Questions on Resources
The following questions can be applied to the organization as a whole or the teams within it. Use them to provoke a conversation about what is present and what is possible.
- How do we allocate funds, effort, space, and other assets?
- Are resources deployed annually, quarterly, or dynamically?
- Do we use targets, forecasts, trends, and/or tolerances? If so, how?
- How do strategy and planning influence resource allocation?
- How do we balance resources across the short term and long term?
- How do we balance resources across our core business and innovation?
- How do we define and measure the performance of our resources?
- How does our approach enable us to respond to emergent events?

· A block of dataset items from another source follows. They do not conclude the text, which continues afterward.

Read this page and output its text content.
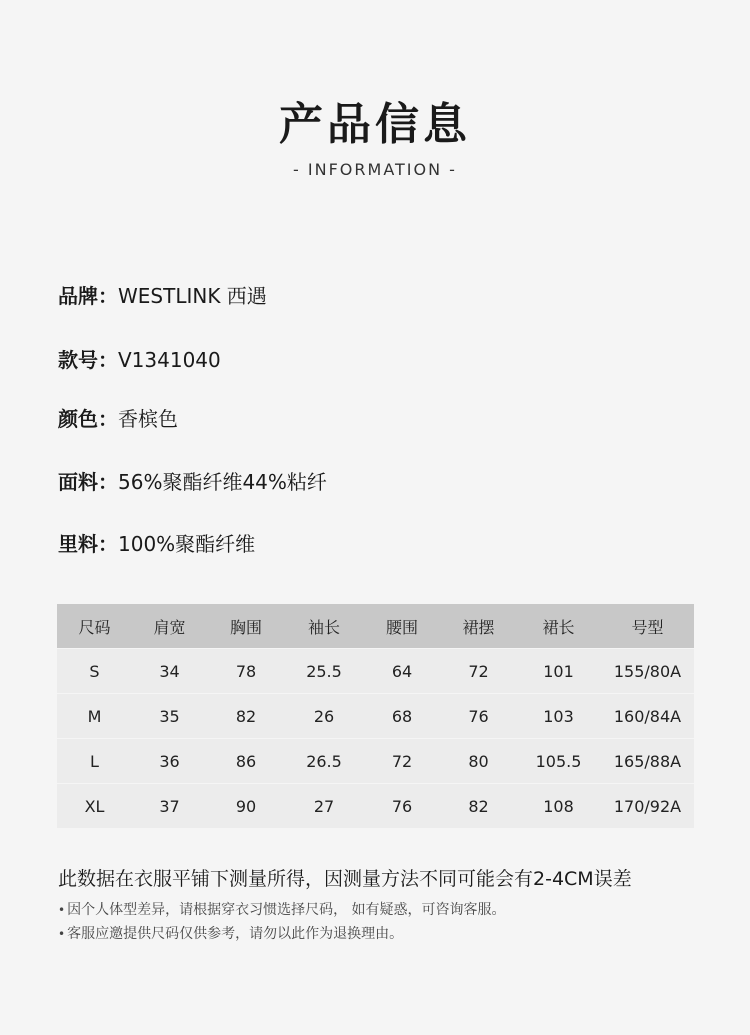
产品信息
- INFORMATION -
品牌：WESTLINK 西遇
款号：V1341040
颜色：香槟色
面料：56%聚酯纤维44%粘纤
里料：100%聚酯纤维
尺码	肩宽	胸围	袖长	腰围	裙摆	裙长	号型
S	34	78	25.5	64	72	101	155/80A
M	35	82	26	68	76	103	160/84A
L	36	86	26.5	72	80	105.5	165/88A
XL	37	90	27	76	82	108	170/92A
此数据在衣服平铺下测量所得，因测量方法不同可能会有2-4CM误差
• 因个人体型差异，请根据穿衣习惯选择尺码， 如有疑惑，可咨询客服。
• 客服应邀提供尺码仅供参考，请勿以此作为退换理由。
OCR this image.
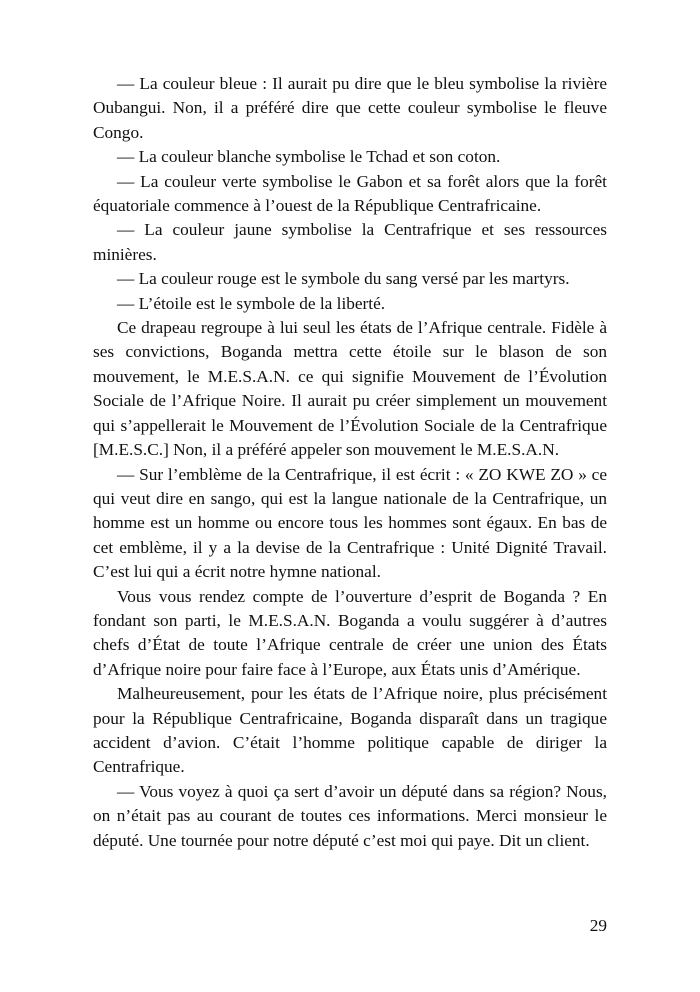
— La couleur bleue : Il aurait pu dire que le bleu symbolise la rivière Oubangui. Non, il a préféré dire que cette couleur symbolise le fleuve Congo.

— La couleur blanche symbolise le Tchad et son coton.

— La couleur verte symbolise le Gabon et sa forêt alors que la forêt équatoriale commence à l’ouest de la République Centrafricaine.

— La couleur jaune symbolise la Centrafrique et ses ressources minières.

— La couleur rouge est le symbole du sang versé par les martyrs.

— L’étoile est le symbole de la liberté.

Ce drapeau regroupe à lui seul les états de l’Afrique centrale. Fidèle à ses convictions, Boganda mettra cette étoile sur le blason de son mouvement, le M.E.S.A.N. ce qui signifie Mouvement de l’Évolution Sociale de l’Afrique Noire. Il aurait pu créer simplement un mouvement qui s’appellerait le Mouvement de l’Évolution Sociale de la Centrafrique [M.E.S.C.] Non, il a préféré appeler son mouvement le M.E.S.A.N.

— Sur l’emblème de la Centrafrique, il est écrit : « ZO KWE ZO » ce qui veut dire en sango, qui est la langue nationale de la Centrafrique, un homme est un homme ou encore tous les hommes sont égaux. En bas de cet emblème, il y a la devise de la Centrafrique : Unité Dignité Travail. C’est lui qui a écrit notre hymne national.

Vous vous rendez compte de l’ouverture d’esprit de Boganda ? En fondant son parti, le M.E.S.A.N. Boganda a voulu suggérer à d’autres chefs d’État de toute l’Afrique centrale de créer une union des États d’Afrique noire pour faire face à l’Europe, aux États unis d’Amérique.

Malheureusement, pour les états de l’Afrique noire, plus précisément pour la République Centrafricaine, Boganda disparaît dans un tragique accident d’avion. C’était l’homme politique capable de diriger la Centrafrique.

— Vous voyez à quoi ça sert d’avoir un député dans sa région? Nous, on n’était pas au courant de toutes ces informations. Merci monsieur le député. Une tournée pour notre député c’est moi qui paye. Dit un client.

29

What does it mean to be People Positive about resources?
Recognize that people are not resources, they are people – capable of directing their own time and attention to where they can add the most value. They are also capable of delivering performance without fixed targets or individual incentives. Let relative targets and a share of the wealth created by the business guide behavior.
What does it mean to be Complexity Conscious about resources?
Accept that you cannot predict the future. Choosing how and where to spend your money a year in advance is folly. Minimize long-term commitments where appropriate to maximize discretionary funds. Ignore annual rhythms and allocate resources dynamically based on real-time information.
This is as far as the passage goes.